Capitol Hill is perhaps the largest single employer of the group’s local members, which might explain why the article has seemed to rank about three notches higher in Capitol building hallway chatter than, say, legislation, since it went to press.
The drunken antics of the group, which is connected by an invite-only social networking message board, had them looking very elitist, a little racist and fairly misogynistic. What’s more, reporter Angela Valdez named names.
Members of Late Night Shots were not amused — or so it appeared.
The comments section of the City Paper’s website is on fire. Threats of lawsuits, attacks on Valdez and a rousing debate on social strata that is screaming to end up in somebody’s Ph.D. thesis pushed the number of responses to nearly 350 by press time yesterday. Valdez has been the recipient of random harassing phone calls (“one with farting noises”), and, judging from a new series of e-mails she has received over the last week, it appears that somebody has taken the liberty of signing her up for a series of pornographic websites.
City Paper Editor Eric Wemple said he knew the story would get a little notice, but he said the reaction took everyone involved by surprise.
“Our average story isn’t even in this ballpark,” Wemple said.
Valdez said she thinks the interest from readers not in the group comes from a natural fascination with how the other side lives. Inside the Late Nights Shots group, she said, the swift reaction comes down to self-protection.

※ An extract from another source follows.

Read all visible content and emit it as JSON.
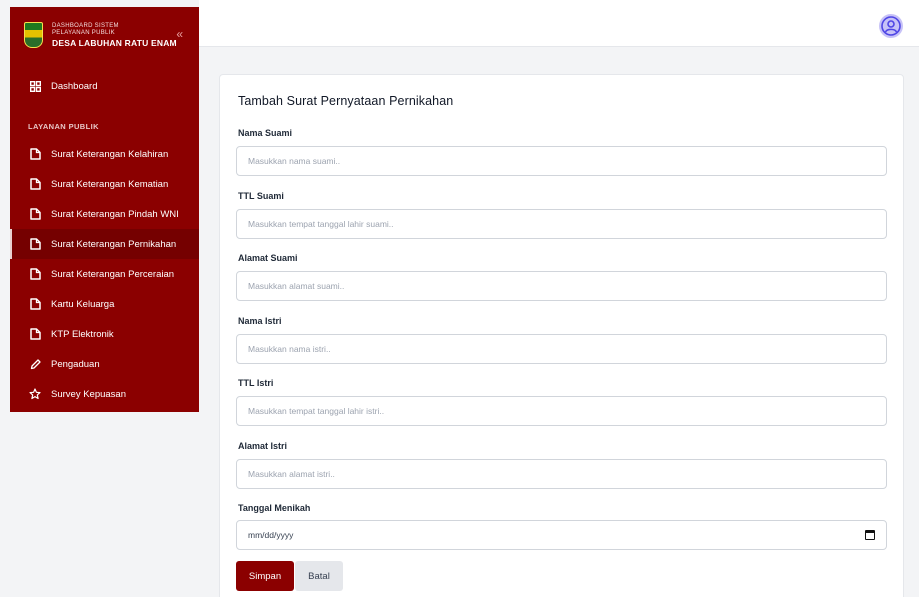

“I met several people who work or worked in the past for House and Senate members, also lobbyists and lawyers connected to the Hill. I think their aspirations to work in government and politics might have something to do with why people are upset about the story,” Valdez said.

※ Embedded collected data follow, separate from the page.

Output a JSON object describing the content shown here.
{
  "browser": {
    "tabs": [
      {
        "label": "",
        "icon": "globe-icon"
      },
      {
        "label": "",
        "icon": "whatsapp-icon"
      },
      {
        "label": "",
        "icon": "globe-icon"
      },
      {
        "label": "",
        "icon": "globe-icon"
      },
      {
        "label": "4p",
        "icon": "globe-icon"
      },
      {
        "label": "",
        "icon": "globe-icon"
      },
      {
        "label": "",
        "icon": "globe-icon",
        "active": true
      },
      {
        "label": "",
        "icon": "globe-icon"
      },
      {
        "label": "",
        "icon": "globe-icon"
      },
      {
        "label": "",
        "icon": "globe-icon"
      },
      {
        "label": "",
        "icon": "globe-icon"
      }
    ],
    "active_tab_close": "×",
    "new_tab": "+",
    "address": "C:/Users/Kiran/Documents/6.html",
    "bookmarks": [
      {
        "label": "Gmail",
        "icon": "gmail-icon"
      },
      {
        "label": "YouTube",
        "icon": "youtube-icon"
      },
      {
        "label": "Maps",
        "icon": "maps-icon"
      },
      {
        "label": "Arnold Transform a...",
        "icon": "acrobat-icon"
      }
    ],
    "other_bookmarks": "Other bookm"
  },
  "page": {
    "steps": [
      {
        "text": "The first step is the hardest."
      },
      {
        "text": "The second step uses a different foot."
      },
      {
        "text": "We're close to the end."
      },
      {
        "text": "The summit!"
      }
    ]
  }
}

But Late Night Shots founder Reed Landry said he has no idea who is so upset about the story. From his perspective, his group’s membership has “dramatically increased” and nobody that he knows of has suffered any negative consequences from the story.

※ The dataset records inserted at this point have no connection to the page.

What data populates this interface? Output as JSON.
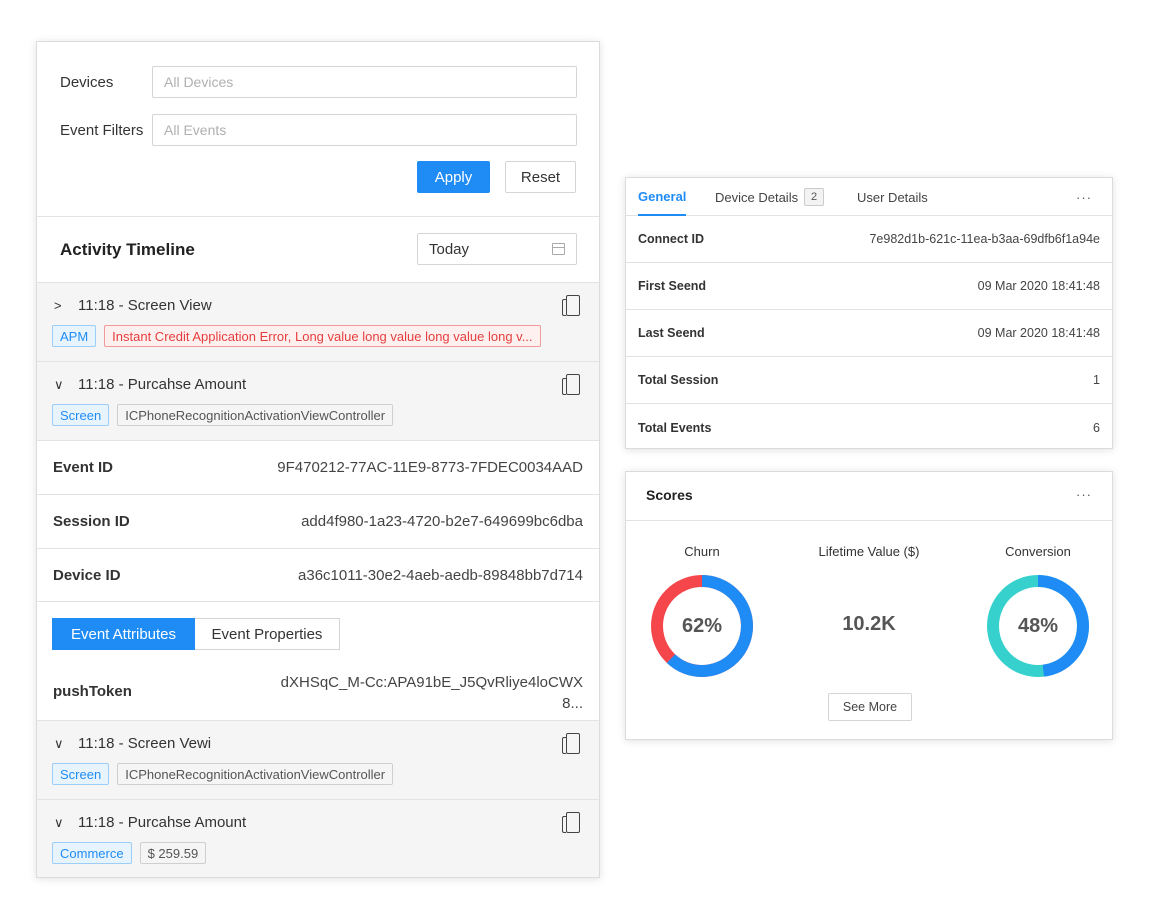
{
  "filters": {
    "devices_label": "Devices",
    "devices_placeholder": "All Devices",
    "event_filters_label": "Event Filters",
    "event_filters_placeholder": "All Events",
    "apply_label": "Apply",
    "reset_label": "Reset"
  },
  "timeline": {
    "title": "Activity Timeline",
    "date_range": "Today",
    "events": [
      {
        "chevron": ">",
        "title": "11:18 - Screen View",
        "tags": [
          "APM",
          "Instant Credit Application Error, Long value long value long value long v..."
        ]
      },
      {
        "chevron": "∨",
        "title": "11:18 - Purcahse Amount",
        "tags": [
          "Screen",
          "ICPhoneRecognitionActivationViewController"
        ]
      },
      {
        "chevron": "∨",
        "title": "11:18 - Screen Vewi",
        "tags": [
          "Screen",
          "ICPhoneRecognitionActivationViewController"
        ]
      },
      {
        "chevron": "∨",
        "title": "11:18 - Purcahse Amount",
        "tags": [
          "Commerce",
          "$ 259.59"
        ]
      }
    ],
    "details": [
      {
        "key": "Event ID",
        "value": "9F470212-77AC-11E9-8773-7FDEC0034AAD"
      },
      {
        "key": "Session ID",
        "value": "add4f980-1a23-4720-b2e7-649699bc6dba"
      },
      {
        "key": "Device ID",
        "value": "a36c1011-30e2-4aeb-aedb-89848bb7d714"
      }
    ],
    "segment": {
      "attributes": "Event Attributes",
      "properties": "Event Properties"
    },
    "push_token": {
      "key": "pushToken",
      "value": "dXHSqC_M-Cc:APA91bE_J5QvRliye4loCWX8..."
    }
  },
  "device_panel": {
    "tabs": {
      "general": "General",
      "device_details": "Device Details",
      "device_details_count": "2",
      "user_details": "User Details"
    },
    "more": "···",
    "rows": [
      {
        "key": "Connect ID",
        "value": "7e982d1b-621c-11ea-b3aa-69dfb6f1a94e"
      },
      {
        "key": "First Seend",
        "value": "09 Mar 2020 18:41:48"
      },
      {
        "key": "Last Seend",
        "value": "09 Mar 2020 18:41:48"
      },
      {
        "key": "Total Session",
        "value": "1"
      },
      {
        "key": "Total Events",
        "value": "6"
      }
    ]
  },
  "scores": {
    "title": "Scores",
    "more": "···",
    "churn": {
      "label": "Churn",
      "value_text": "62%",
      "value": 62,
      "arc_color": "#1f8cf5",
      "rest_color": "#f5474b"
    },
    "lifetime": {
      "label": "Lifetime Value ($)",
      "value_text": "10.2K"
    },
    "conversion": {
      "label": "Conversion",
      "value_text": "48%",
      "value": 48,
      "arc_color": "#1f8cf5",
      "rest_color": "#36d1cc"
    },
    "see_more": "See More"
  }
}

“I really don’t think the [group] came off too poorly,” Landry said. And even if it had, “I think that being portrayed negatively by the Washington City Paper can only show that you are firmly within the mainstream.”
From Dept. of Lessons Learned the Hard Way
If you had any designs on the Internet domain of www.perlmutterforcolorado.com , you will probably have to pry it from the cold, dead hands of Rep. Ed Perlmutter (D-Colo.)
That’s because the last time he lost track of a campaign website and let his ownership of the domain lapse, it became the sort of thing that gets blocked by public libraries.
The Denver Post reported last week that www.perlmutter2006.com fell into the hands of porn peddlers who sought payment from the congressman to take down the suggestive images of young women that had replaced the photos of Perlmutter with his family.
Perlmutter refused to pay, and threatened legal action instead. It worked. The website went blank July 13, so porn is no longer the first thing you see when you Google “Ed Perlmutter.”
There is a doctor in the House, and the diagnosis is ‘narcissism’
So, why do married people cheat — and why with hookers? Having stumbled upon a question with no expert nearby to provide an answer, we were relieved to discover that the Independent Women’s Forum helpfully brought in a visiting speaker: Dr. Drew Pinsky, of “Loveline” fame.
Pinsky, who prefers to be known as Dr. Drew, is also the host of “Strictly Sex” on the Discovery Health Channel. He said the recent troubles of Sen. David Vitter (R-La.) — and other lawmakers who get themselves into snafus of a personal nature — may have more to do with occupation than anything else.
“People who are hell-bent on becoming celebrities come with a high degree of narcissism,” he said. “If you extrapolate to politicians, they could have the same traits. They have difficulty with intimacy, emotions and the problem of experiencing something that is real. They think of people as totally separate objects.
“It hasn’t been proven, but if history is any teacher, you find these people in politics,” he said.
Well, we suppose “proven” is in the eye of the beholder.
Emily Belz contributed to this page.